Here are some bullet points for each.
· Nielsen (NLSN)
o Not cheap but you’re buying an established monopoly in TV and part of a duopoly in digital along with comScore. Advertisers trying to measure effectiveness across multiple platforms (TV, online, mobile…etc) require a single currency and Nielsen is it.
o The company recently started integrating its Online Campaign Rating (OCR) system into Google’s DoubleClick. Although comScore has a lead in digital, Nielsen’s unique proposition is allowing Google to measure online video against TV viewership - an important first step toward taking advertising dollars from TV.
o Buy the dips.
· Wells Fargo (WFC)
o As the king of mortgages, WFC stand to benefit from any rebound in industry volumes, which are at a trough. Citi and Bank of America recently settled, giving hope that the regulatory troubles are starting to subside, and industry is talking about a new non-agency RMBS frameworkto revive that market.
o Aside from mortgages, WFC is also #1 in auto loans. And they’re expanding their card business by teaming up with Amex. Talk about keeping the good people together. (Btw the 2 companies share the same founders).
· American Express (AXP).
o The legal issue with Department of Justice is overblown. The DOJ case is really about the smaller merchants. The guys who would steer customers away from Amex is probably already doing so - I mean how would you even catch those guys? And besides what can merchants really offer to steer AMEX customers? A 1% discount? That’s not going to sway customers who use AMEX as their first card out of the wallet. Even if DOJ wins and AXP cut prices, they’ll likely get more volume. (Keep in mind AMEX is already signing up merchant acquirers to acquire small merchants)
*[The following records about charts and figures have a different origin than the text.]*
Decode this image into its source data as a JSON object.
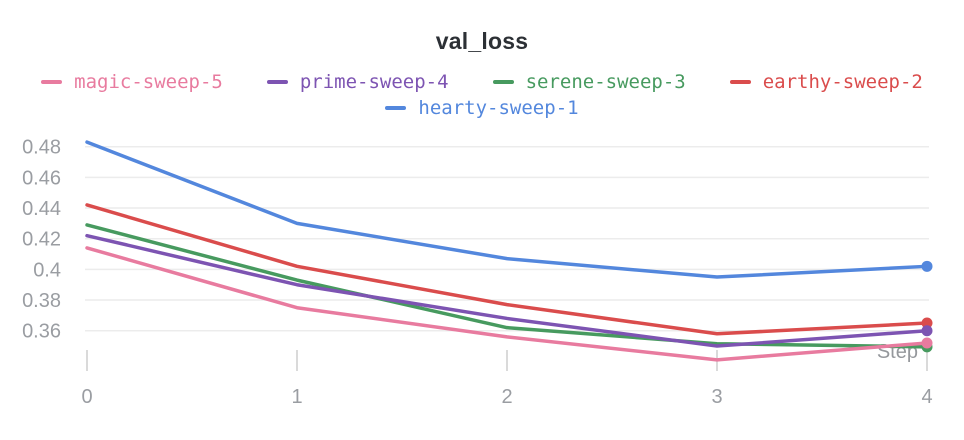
{
  "title": "val_loss",
  "colors": {
    "background": "#ffffff",
    "title_text": "#2c3035",
    "grid": "#ececec",
    "tick_mark": "#dadada",
    "axis_text": "#9a9da2",
    "axis_title_text": "#95989c",
    "pink": "#e87b9f",
    "purple": "#7d54b2",
    "green": "#479a5f",
    "red": "#da4c4c",
    "blue": "#5387dd"
  },
  "legend": {
    "rows": [
      [
        {
          "label": "magic-sweep-5",
          "color": "#e87b9f"
        },
        {
          "label": "prime-sweep-4",
          "color": "#7d54b2"
        },
        {
          "label": "serene-sweep-3",
          "color": "#479a5f"
        },
        {
          "label": "earthy-sweep-2",
          "color": "#da4c4c"
        }
      ],
      [
        {
          "label": "hearty-sweep-1",
          "color": "#5387dd"
        }
      ]
    ]
  },
  "chart_data": {
    "type": "line",
    "title": "val_loss",
    "xlabel": "Step",
    "ylabel": "",
    "x": [
      0,
      1,
      2,
      3,
      4
    ],
    "x_ticks": [
      0,
      1,
      2,
      3,
      4
    ],
    "y_ticks": [
      0.48,
      0.46,
      0.44,
      0.42,
      0.4,
      0.38,
      0.36
    ],
    "xlim": [
      0,
      4
    ],
    "ylim": [
      0.333,
      0.491
    ],
    "grid": true,
    "legend_position": "top",
    "series": [
      {
        "name": "magic-sweep-5",
        "color": "#e87b9f",
        "values": [
          0.414,
          0.375,
          0.356,
          0.341,
          0.352
        ]
      },
      {
        "name": "prime-sweep-4",
        "color": "#7d54b2",
        "values": [
          0.422,
          0.39,
          0.368,
          0.35,
          0.36
        ]
      },
      {
        "name": "serene-sweep-3",
        "color": "#479a5f",
        "values": [
          0.429,
          0.393,
          0.362,
          0.3515,
          0.3495
        ]
      },
      {
        "name": "earthy-sweep-2",
        "color": "#da4c4c",
        "values": [
          0.442,
          0.402,
          0.377,
          0.358,
          0.365
        ]
      },
      {
        "name": "hearty-sweep-1",
        "color": "#5387dd",
        "values": [
          0.483,
          0.43,
          0.407,
          0.395,
          0.402
        ]
      }
    ]
  }
}
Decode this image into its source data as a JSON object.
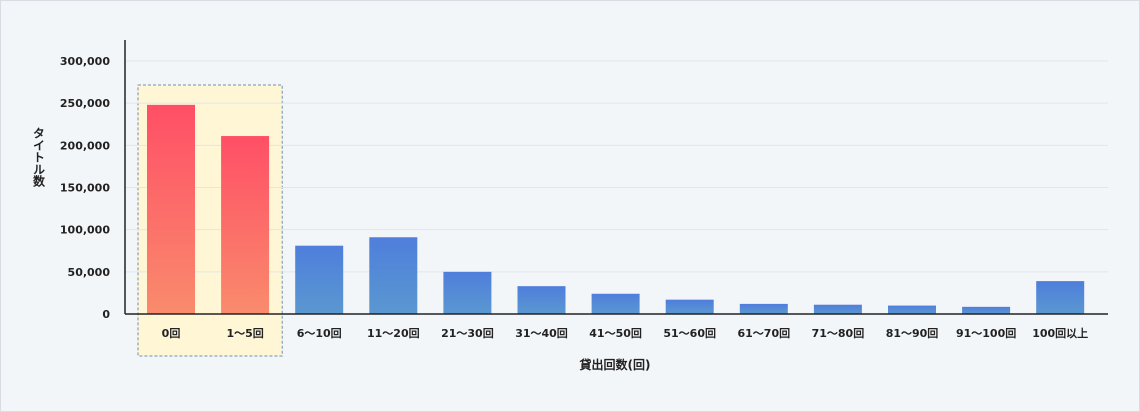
{
  "chart_data": {
    "type": "bar",
    "title": "",
    "xlabel": "貸出回数(回)",
    "ylabel": "タイトル数",
    "ylim": [
      0,
      300000
    ],
    "yticks": [
      "0",
      "50,000",
      "100,000",
      "150,000",
      "200,000",
      "250,000",
      "300,000"
    ],
    "ytick_values": [
      0,
      50000,
      100000,
      150000,
      200000,
      250000,
      300000
    ],
    "categories": [
      "0回",
      "1〜5回",
      "6〜10回",
      "11〜20回",
      "21〜30回",
      "31〜40回",
      "41〜50回",
      "51〜60回",
      "61〜70回",
      "71〜80回",
      "81〜90回",
      "91〜100回",
      "100回以上"
    ],
    "values": [
      248000,
      211000,
      81000,
      91000,
      50000,
      33000,
      24000,
      17000,
      12000,
      11000,
      10000,
      8500,
      39000
    ],
    "highlighted_categories": [
      "0回",
      "1〜5回"
    ],
    "grid": true,
    "colors": {
      "highlight_top": "#ff4f66",
      "highlight_bottom": "#f98b6c",
      "normal_top": "#4f7edc",
      "normal_bottom": "#5a98d0",
      "highlight_box_fill": "#fff6d6",
      "highlight_box_border": "#6f8fae",
      "grid": "#e1e6eb",
      "axis": "#222222"
    }
  }
}
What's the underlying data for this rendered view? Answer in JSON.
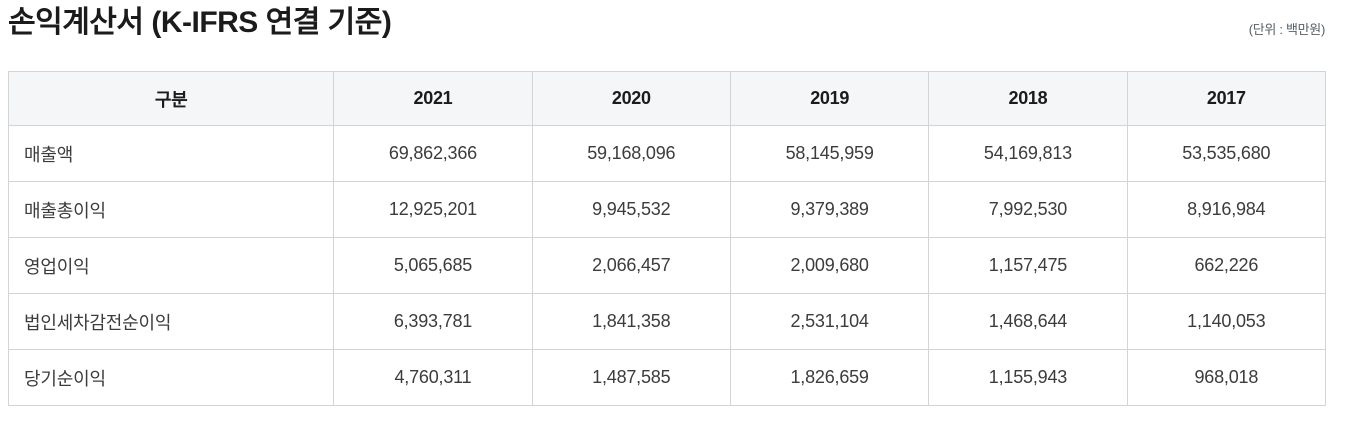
{
  "page": {
    "title": "손익계산서 (K-IFRS 연결 기준)",
    "unit_note": "(단위 : 백만원)"
  },
  "table": {
    "columns": [
      "구분",
      "2021",
      "2020",
      "2019",
      "2018",
      "2017"
    ],
    "rows": [
      {
        "label": "매출액",
        "values": [
          "69,862,366",
          "59,168,096",
          "58,145,959",
          "54,169,813",
          "53,535,680"
        ]
      },
      {
        "label": "매출총이익",
        "values": [
          "12,925,201",
          "9,945,532",
          "9,379,389",
          "7,992,530",
          "8,916,984"
        ]
      },
      {
        "label": "영업이익",
        "values": [
          "5,065,685",
          "2,066,457",
          "2,009,680",
          "1,157,475",
          "662,226"
        ]
      },
      {
        "label": "법인세차감전순이익",
        "values": [
          "6,393,781",
          "1,841,358",
          "2,531,104",
          "1,468,644",
          "1,140,053"
        ]
      },
      {
        "label": "당기순이익",
        "values": [
          "4,760,311",
          "1,487,585",
          "1,826,659",
          "1,155,943",
          "968,018"
        ]
      }
    ]
  },
  "chart_data": {
    "type": "table",
    "title": "손익계산서 (K-IFRS 연결 기준)",
    "unit": "백만원",
    "columns": [
      "구분",
      "2021",
      "2020",
      "2019",
      "2018",
      "2017"
    ],
    "rows": [
      {
        "label": "매출액",
        "values": [
          69862366,
          59168096,
          58145959,
          54169813,
          53535680
        ]
      },
      {
        "label": "매출총이익",
        "values": [
          12925201,
          9945532,
          9379389,
          7992530,
          8916984
        ]
      },
      {
        "label": "영업이익",
        "values": [
          5065685,
          2066457,
          2009680,
          1157475,
          662226
        ]
      },
      {
        "label": "법인세차감전순이익",
        "values": [
          6393781,
          1841358,
          2531104,
          1468644,
          1140053
        ]
      },
      {
        "label": "당기순이익",
        "values": [
          4760311,
          1487585,
          1826659,
          1155943,
          968018
        ]
      }
    ]
  },
  "colors": {
    "header_background": "#f5f6f7",
    "border": "#d2d4d6",
    "title_text": "#1b1b1b",
    "body_text": "#3c3c3c",
    "unit_text": "#576066",
    "page_background": "#ffffff"
  }
}
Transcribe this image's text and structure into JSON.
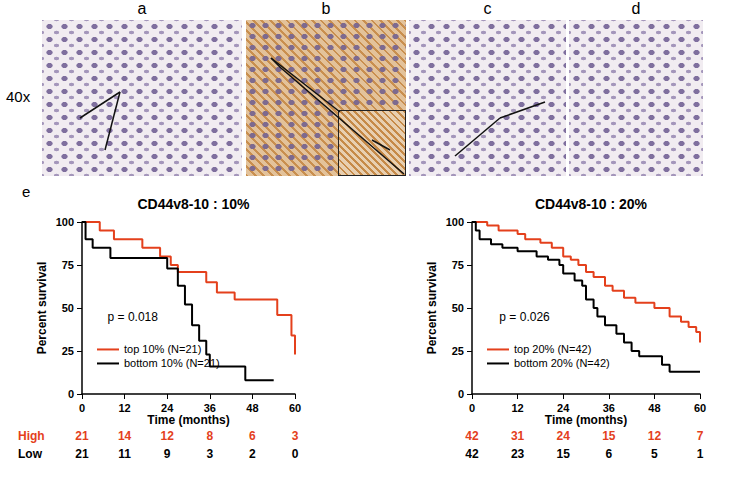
{
  "figure": {
    "magnification": "40x",
    "panels": [
      "a",
      "b",
      "c",
      "d"
    ],
    "chart_panel": "e"
  },
  "risk_table": {
    "row_names": [
      "High",
      "Low"
    ],
    "colors": [
      "#e4401c",
      "#000000"
    ]
  },
  "chart_data": [
    {
      "type": "line",
      "line_style": "step",
      "title": "CD44v8-10 : 10%",
      "x_label": "Time (months)",
      "y_label": "Percent survival",
      "xlim": [
        0,
        60
      ],
      "xticks": [
        0,
        12,
        24,
        36,
        48,
        60
      ],
      "ylim": [
        0,
        100
      ],
      "yticks": [
        0,
        25,
        50,
        75,
        100
      ],
      "grid": false,
      "legend": "lower left",
      "annotation": "p = 0.018",
      "series": [
        {
          "name": "top 10% (N=21)",
          "color": "#e4401c",
          "x": [
            0,
            5,
            9,
            17,
            22,
            25,
            27,
            35,
            38,
            43,
            55,
            59,
            60
          ],
          "values": [
            100,
            95,
            90,
            85,
            80,
            75,
            71,
            65,
            59,
            55,
            46,
            34,
            23
          ]
        },
        {
          "name": "bottom 10% (N=21)",
          "color": "#000000",
          "x": [
            0,
            1,
            3,
            8,
            24,
            27,
            29,
            31,
            33,
            35,
            36,
            46,
            54
          ],
          "values": [
            100,
            90,
            85,
            79,
            73,
            63,
            52,
            40,
            31,
            23,
            16,
            8,
            8
          ]
        }
      ],
      "at_risk": [
        [
          21,
          14,
          12,
          8,
          6,
          3
        ],
        [
          21,
          11,
          9,
          3,
          2,
          0
        ]
      ]
    },
    {
      "type": "line",
      "line_style": "step",
      "title": "CD44v8-10 : 20%",
      "x_label": "Time (months)",
      "y_label": "Percent survival",
      "xlim": [
        0,
        60
      ],
      "xticks": [
        0,
        12,
        24,
        36,
        48,
        60
      ],
      "ylim": [
        0,
        100
      ],
      "yticks": [
        0,
        25,
        50,
        75,
        100
      ],
      "grid": false,
      "legend": "lower left",
      "annotation": "p = 0.026",
      "series": [
        {
          "name": "top 20% (N=42)",
          "color": "#e4401c",
          "x": [
            0,
            4,
            7,
            12,
            14,
            18,
            21,
            24,
            26,
            28,
            30,
            32,
            35,
            37,
            40,
            43,
            48,
            52,
            55,
            57,
            59,
            60
          ],
          "values": [
            100,
            98,
            95,
            93,
            90,
            88,
            85,
            80,
            78,
            75,
            71,
            68,
            63,
            60,
            56,
            53,
            50,
            45,
            42,
            39,
            36,
            30
          ]
        },
        {
          "name": "bottom 20% (N=42)",
          "color": "#000000",
          "x": [
            0,
            1,
            2,
            5,
            8,
            12,
            17,
            20,
            23,
            24,
            27,
            29,
            30,
            32,
            33,
            35,
            38,
            40,
            42,
            44,
            50,
            52,
            60
          ],
          "values": [
            100,
            95,
            90,
            87,
            85,
            83,
            80,
            78,
            75,
            70,
            66,
            63,
            55,
            50,
            45,
            40,
            35,
            30,
            25,
            22,
            17,
            13,
            13
          ]
        }
      ],
      "at_risk": [
        [
          42,
          31,
          24,
          15,
          12,
          7
        ],
        [
          42,
          23,
          15,
          6,
          5,
          1
        ]
      ]
    }
  ]
}
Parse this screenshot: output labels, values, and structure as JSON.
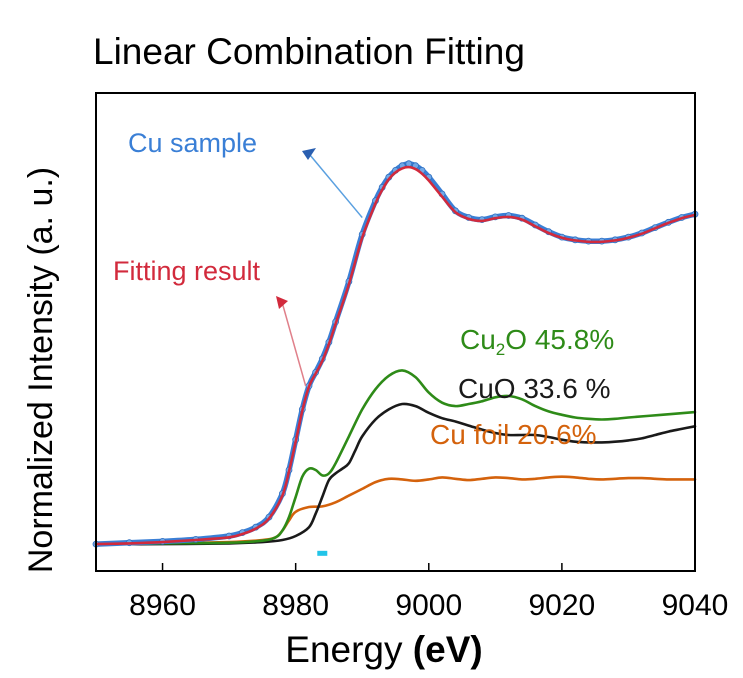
{
  "chart_data": {
    "type": "line",
    "title": "Linear Combination Fitting",
    "xlabel_main": "Energy",
    "xlabel_unit": "(eV)",
    "ylabel": "Normalized Intensity (a. u.)",
    "xlim": [
      8950,
      9040
    ],
    "ylim": [
      -0.4,
      6.7
    ],
    "x_ticks": [
      {
        "value": 8960,
        "label": "8960"
      },
      {
        "value": 8980,
        "label": "8980"
      },
      {
        "value": 9000,
        "label": "9000"
      },
      {
        "value": 9020,
        "label": "9020"
      },
      {
        "value": 9040,
        "label": "9040"
      }
    ],
    "series": [
      {
        "name": "Cu sample",
        "label": "Cu sample",
        "color": "#3a7fd6",
        "style": "markers+line",
        "x": [
          8950,
          8955,
          8960,
          8965,
          8970,
          8972,
          8974,
          8976,
          8978,
          8979,
          8980,
          8981,
          8982,
          8983,
          8984,
          8985,
          8986,
          8988,
          8990,
          8992,
          8993,
          8994,
          8995,
          8996,
          8997,
          8998,
          8999,
          9000,
          9002,
          9004,
          9006,
          9008,
          9010,
          9012,
          9014,
          9016,
          9018,
          9020,
          9022,
          9024,
          9026,
          9028,
          9030,
          9032,
          9034,
          9036,
          9038,
          9040
        ],
        "y": [
          0.0,
          0.02,
          0.04,
          0.07,
          0.12,
          0.17,
          0.25,
          0.4,
          0.75,
          1.1,
          1.55,
          2.0,
          2.35,
          2.55,
          2.75,
          3.0,
          3.3,
          3.9,
          4.6,
          5.1,
          5.3,
          5.45,
          5.55,
          5.62,
          5.65,
          5.62,
          5.55,
          5.45,
          5.2,
          4.95,
          4.85,
          4.82,
          4.86,
          4.88,
          4.84,
          4.74,
          4.64,
          4.56,
          4.52,
          4.5,
          4.5,
          4.52,
          4.56,
          4.62,
          4.7,
          4.78,
          4.85,
          4.9
        ]
      },
      {
        "name": "Fitting result",
        "label": "Fitting result",
        "color": "#d22a3c",
        "style": "line",
        "x": [
          8950,
          8955,
          8960,
          8965,
          8970,
          8972,
          8974,
          8976,
          8978,
          8979,
          8980,
          8981,
          8982,
          8983,
          8984,
          8985,
          8986,
          8988,
          8990,
          8992,
          8993,
          8994,
          8995,
          8996,
          8997,
          8998,
          8999,
          9000,
          9002,
          9004,
          9006,
          9008,
          9010,
          9012,
          9014,
          9016,
          9018,
          9020,
          9022,
          9024,
          9026,
          9028,
          9030,
          9032,
          9034,
          9036,
          9038,
          9040
        ],
        "y": [
          0.0,
          0.01,
          0.03,
          0.06,
          0.1,
          0.15,
          0.23,
          0.38,
          0.72,
          1.08,
          1.52,
          1.98,
          2.34,
          2.53,
          2.72,
          2.97,
          3.27,
          3.86,
          4.55,
          5.06,
          5.26,
          5.42,
          5.52,
          5.58,
          5.6,
          5.57,
          5.5,
          5.4,
          5.16,
          4.93,
          4.83,
          4.8,
          4.84,
          4.86,
          4.82,
          4.72,
          4.62,
          4.55,
          4.51,
          4.49,
          4.49,
          4.51,
          4.55,
          4.61,
          4.69,
          4.77,
          4.84,
          4.89
        ]
      },
      {
        "name": "Cu2O",
        "label_main": "Cu",
        "label_sub": "2",
        "label_rest": "O 45.8%",
        "color": "#2e8b18",
        "style": "line",
        "x": [
          8950,
          8960,
          8970,
          8975,
          8977,
          8978,
          8979,
          8980,
          8981,
          8982,
          8983,
          8984,
          8985,
          8986,
          8988,
          8990,
          8992,
          8994,
          8996,
          8998,
          9000,
          9002,
          9004,
          9006,
          9008,
          9010,
          9012,
          9014,
          9016,
          9018,
          9020,
          9022,
          9024,
          9026,
          9028,
          9030,
          9035,
          9040
        ],
        "y": [
          0.0,
          0.01,
          0.02,
          0.05,
          0.1,
          0.2,
          0.4,
          0.7,
          1.0,
          1.12,
          1.1,
          1.02,
          1.05,
          1.2,
          1.6,
          2.0,
          2.3,
          2.5,
          2.58,
          2.48,
          2.25,
          2.1,
          2.05,
          2.08,
          2.12,
          2.18,
          2.2,
          2.15,
          2.05,
          1.97,
          1.92,
          1.88,
          1.86,
          1.85,
          1.86,
          1.88,
          1.92,
          1.96
        ]
      },
      {
        "name": "CuO",
        "label": "CuO 33.6 %",
        "color": "#1a1a1a",
        "style": "line",
        "x": [
          8950,
          8960,
          8970,
          8975,
          8978,
          8980,
          8982,
          8983,
          8984,
          8985,
          8986,
          8987,
          8988,
          8989,
          8990,
          8992,
          8994,
          8996,
          8998,
          9000,
          9002,
          9004,
          9006,
          9008,
          9010,
          9012,
          9014,
          9016,
          9018,
          9020,
          9022,
          9024,
          9026,
          9028,
          9030,
          9032,
          9034,
          9036,
          9038,
          9040
        ],
        "y": [
          0.0,
          0.0,
          0.01,
          0.03,
          0.06,
          0.12,
          0.25,
          0.45,
          0.7,
          0.95,
          1.05,
          1.12,
          1.2,
          1.4,
          1.6,
          1.85,
          2.0,
          2.08,
          2.05,
          1.95,
          1.87,
          1.82,
          1.76,
          1.7,
          1.65,
          1.62,
          1.62,
          1.62,
          1.59,
          1.55,
          1.52,
          1.51,
          1.51,
          1.52,
          1.54,
          1.57,
          1.62,
          1.67,
          1.71,
          1.75
        ]
      },
      {
        "name": "Cu foil",
        "label": "Cu foil 20.6%",
        "color": "#d4620c",
        "style": "line",
        "x": [
          8950,
          8960,
          8970,
          8975,
          8977,
          8978,
          8979,
          8980,
          8982,
          8984,
          8986,
          8988,
          8990,
          8992,
          8994,
          8996,
          8998,
          9000,
          9002,
          9004,
          9006,
          9008,
          9010,
          9012,
          9014,
          9016,
          9018,
          9020,
          9022,
          9024,
          9026,
          9028,
          9030,
          9032,
          9034,
          9036,
          9038,
          9040
        ],
        "y": [
          0.0,
          0.01,
          0.03,
          0.06,
          0.1,
          0.2,
          0.35,
          0.48,
          0.55,
          0.56,
          0.62,
          0.72,
          0.82,
          0.92,
          0.97,
          0.96,
          0.94,
          0.96,
          0.99,
          0.97,
          0.95,
          0.97,
          0.99,
          0.98,
          0.96,
          0.97,
          0.99,
          1.0,
          0.99,
          0.97,
          0.96,
          0.97,
          0.98,
          0.98,
          0.97,
          0.96,
          0.96,
          0.96
        ]
      }
    ],
    "annotations": [
      {
        "text": "Cu sample",
        "points_to": "Cu sample",
        "arrow_color": "#3a7fd6",
        "data_x": 8990.0,
        "data_y": 4.85
      },
      {
        "text": "Fitting result",
        "points_to": "Fitting result",
        "arrow_color": "#d22a3c",
        "data_x": 8981.5,
        "data_y": 2.35
      }
    ],
    "marker": {
      "x": 8984,
      "y": -0.13,
      "color": "#22c4e8"
    }
  }
}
o Slow growth and weaker consumer spending are threats. This one could actually face existential threat down the road with payment tech evolving. If it breaks below technical support of $84 I will cut my losses.
· Citigroup (C)
o This is a turnaround story, so what’s the plan? First, Citi has to get through the CCAR process. This will not only lift some overhang but allow them to return capital and boost ROE. Second, continue to wind down its CitiHoldings legacy business as it adds to risk and detracts from ROE. Thirds, management talked about improving their efficient ratio. I certainly don’t doubt there are lots of fat to cut here! If anything litigation expenses should naturally come down.
o Citigroup would benefit if interest rate goes up. Also, don’t forget Citi does have one of the best credit card franchises out there along with JPM. Here’s a better, more detailed write up on SA by Weighing Machine.
o I would strongly consider cutting my losses if more setbacks arise or stock falls below the $46 support level.
· McDonalds (MCD).
There are no catalysts - if anything near term headwinds. This can go lower and I will be buying. As a big consumer of fast food I just love this company. Consider what you’re getting with $93-$94/share:o Best real estate portfolio in the business. I like Wendy’s sandwiches better, but I end up eating at McDonald's a lot more. Why? MCD is usually at more accessible locations (and tend to be cleaner).
o Global brand recognition built with massive advertising dollars and history. Arguably the brand recognition hurts them because people identify them with junk food. But hey not everyone’s a health nut.
o One of the few companies in the world that can legitimately claim a “culture”, as high level executives routinely come up the ranks starting from cashier. Franchisees have restaurant experience and goes through Hamburger University training.
o History of using creative solutions to improve results - drive-thrus, breakfast, increase franchising…etc. Great financial flexibility with high ROE and cash flows.
o In terms of current initiatives, MCD have great coffee. I actually prefer their iced-coffee to Starbucks’ version. McDonalds got the formula down on the ice coffee – exactly the right amount of milk and sugar regardless of location.